Case | PyTorch (s) | Left-to-Right (s) | Greedy (s) | Dimension Order |
---|---|---|---|---|
Very thin tensors with one large dim | 1.8e-05 | 1.8e-05 | 2.0e-05 | (2,1024) * (1024,2) * (2,1024) |
Very wide tensors with one small dim | 3.5e-04 | 3.3e-04 | 3.8e-05 | (1024,2) * (2,1024) * (1024,2) |
Small to large progression | 5.3e-05 | 5.2e-05 | 5.4e-05 | (2,2) * (2,1024) * (1024,1024) |
Large to small progression | 1.2e-04 | 1.3e-04 | 1.3e-04 | (1024,1024) * (1024,2) * (2,2) |
Diamond shape (small–large–large–small) | 3.3e-05 | 3.0e-05 | 3.3e-05 | (2,512) * (512,512) * (512,2) |
Hourglass shape (large–small–small–large) | 5.0e-05 | 4.6e-05 | 3.8e-05 | (512,2) * (2,2) * (2,512) |
The pretty thing about einsum is that you don’t need to know how it works to use it. But implementing it myself has made me appreciate it more now. I started with nested Python loops to explicitly build index combinations, insert contracting axes, and summing over them. By “matricizing” tensors into [free, contract] @ [contract, free]

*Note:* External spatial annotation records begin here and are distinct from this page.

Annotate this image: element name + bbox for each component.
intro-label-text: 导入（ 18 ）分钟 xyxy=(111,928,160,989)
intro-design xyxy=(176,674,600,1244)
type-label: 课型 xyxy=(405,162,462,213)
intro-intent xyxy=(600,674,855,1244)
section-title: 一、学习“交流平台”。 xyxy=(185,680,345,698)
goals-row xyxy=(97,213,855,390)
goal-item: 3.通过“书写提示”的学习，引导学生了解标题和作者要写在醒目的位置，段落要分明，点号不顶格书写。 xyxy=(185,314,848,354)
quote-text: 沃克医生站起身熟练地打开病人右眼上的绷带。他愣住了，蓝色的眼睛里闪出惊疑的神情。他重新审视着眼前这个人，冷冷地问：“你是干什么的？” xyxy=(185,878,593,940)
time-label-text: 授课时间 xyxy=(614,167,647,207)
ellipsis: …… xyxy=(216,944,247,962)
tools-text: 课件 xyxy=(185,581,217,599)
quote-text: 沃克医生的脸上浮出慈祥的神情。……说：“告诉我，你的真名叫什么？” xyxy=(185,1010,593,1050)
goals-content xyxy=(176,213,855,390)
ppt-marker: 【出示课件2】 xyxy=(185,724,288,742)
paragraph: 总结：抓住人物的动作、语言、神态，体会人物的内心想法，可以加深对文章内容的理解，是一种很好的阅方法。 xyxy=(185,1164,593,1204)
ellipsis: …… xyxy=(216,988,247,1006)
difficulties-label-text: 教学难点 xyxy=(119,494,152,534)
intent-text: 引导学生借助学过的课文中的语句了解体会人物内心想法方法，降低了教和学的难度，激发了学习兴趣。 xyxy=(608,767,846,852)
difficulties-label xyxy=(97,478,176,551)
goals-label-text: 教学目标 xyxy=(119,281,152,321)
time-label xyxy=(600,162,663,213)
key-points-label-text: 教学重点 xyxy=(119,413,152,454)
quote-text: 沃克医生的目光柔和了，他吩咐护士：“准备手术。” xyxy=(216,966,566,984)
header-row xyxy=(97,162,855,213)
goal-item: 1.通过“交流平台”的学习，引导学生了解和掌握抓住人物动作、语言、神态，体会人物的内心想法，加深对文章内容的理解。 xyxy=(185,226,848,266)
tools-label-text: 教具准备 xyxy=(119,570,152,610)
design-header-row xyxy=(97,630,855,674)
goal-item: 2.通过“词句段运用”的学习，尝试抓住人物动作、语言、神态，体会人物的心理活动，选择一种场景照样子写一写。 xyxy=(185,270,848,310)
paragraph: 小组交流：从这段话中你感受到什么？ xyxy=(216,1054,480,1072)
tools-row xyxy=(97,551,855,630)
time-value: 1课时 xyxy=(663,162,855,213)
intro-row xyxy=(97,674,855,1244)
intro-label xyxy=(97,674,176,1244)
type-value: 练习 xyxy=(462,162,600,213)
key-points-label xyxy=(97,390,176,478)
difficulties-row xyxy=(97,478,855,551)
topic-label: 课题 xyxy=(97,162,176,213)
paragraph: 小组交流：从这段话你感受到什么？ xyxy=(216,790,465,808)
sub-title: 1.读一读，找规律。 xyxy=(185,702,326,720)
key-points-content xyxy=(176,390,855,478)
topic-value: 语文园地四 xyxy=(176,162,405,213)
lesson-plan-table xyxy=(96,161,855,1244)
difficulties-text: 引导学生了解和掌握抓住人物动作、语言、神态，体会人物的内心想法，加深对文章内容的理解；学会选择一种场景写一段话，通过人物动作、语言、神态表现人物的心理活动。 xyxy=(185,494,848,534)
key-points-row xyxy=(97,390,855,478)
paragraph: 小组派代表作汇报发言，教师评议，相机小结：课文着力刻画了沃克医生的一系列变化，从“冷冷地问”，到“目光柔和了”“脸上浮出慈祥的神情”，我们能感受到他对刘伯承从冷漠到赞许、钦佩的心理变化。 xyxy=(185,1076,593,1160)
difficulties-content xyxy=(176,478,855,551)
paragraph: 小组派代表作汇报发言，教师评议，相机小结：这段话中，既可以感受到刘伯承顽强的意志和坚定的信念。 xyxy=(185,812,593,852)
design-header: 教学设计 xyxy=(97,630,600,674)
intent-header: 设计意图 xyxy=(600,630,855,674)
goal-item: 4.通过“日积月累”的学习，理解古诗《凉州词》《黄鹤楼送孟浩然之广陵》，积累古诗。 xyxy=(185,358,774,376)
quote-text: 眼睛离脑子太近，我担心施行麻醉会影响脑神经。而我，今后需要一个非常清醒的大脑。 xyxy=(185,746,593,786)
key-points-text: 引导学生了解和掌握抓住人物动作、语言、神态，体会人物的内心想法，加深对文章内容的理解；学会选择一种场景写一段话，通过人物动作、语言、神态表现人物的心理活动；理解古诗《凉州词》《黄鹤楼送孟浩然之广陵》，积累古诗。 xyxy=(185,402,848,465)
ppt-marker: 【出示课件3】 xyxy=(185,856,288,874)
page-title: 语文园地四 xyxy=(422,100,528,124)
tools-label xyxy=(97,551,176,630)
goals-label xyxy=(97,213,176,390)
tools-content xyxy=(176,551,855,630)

and leaning on BLAS, a single batched matrix multiplication replaces those loops with years of low-level optimization. Along the way, I discovered that how you chain pairwise contractions matters just as much as what you contract. A fixed left to right schedule is easy to understand, but on unequal dimensions a simple greedy search for the cheapest next GEMM can slash both FLOPs and peak memory by orders of magnitude. On more balanced tensors, though, that search overhead can outweigh its own benefits (so sometimes a “dumber” strategy is actually smarter).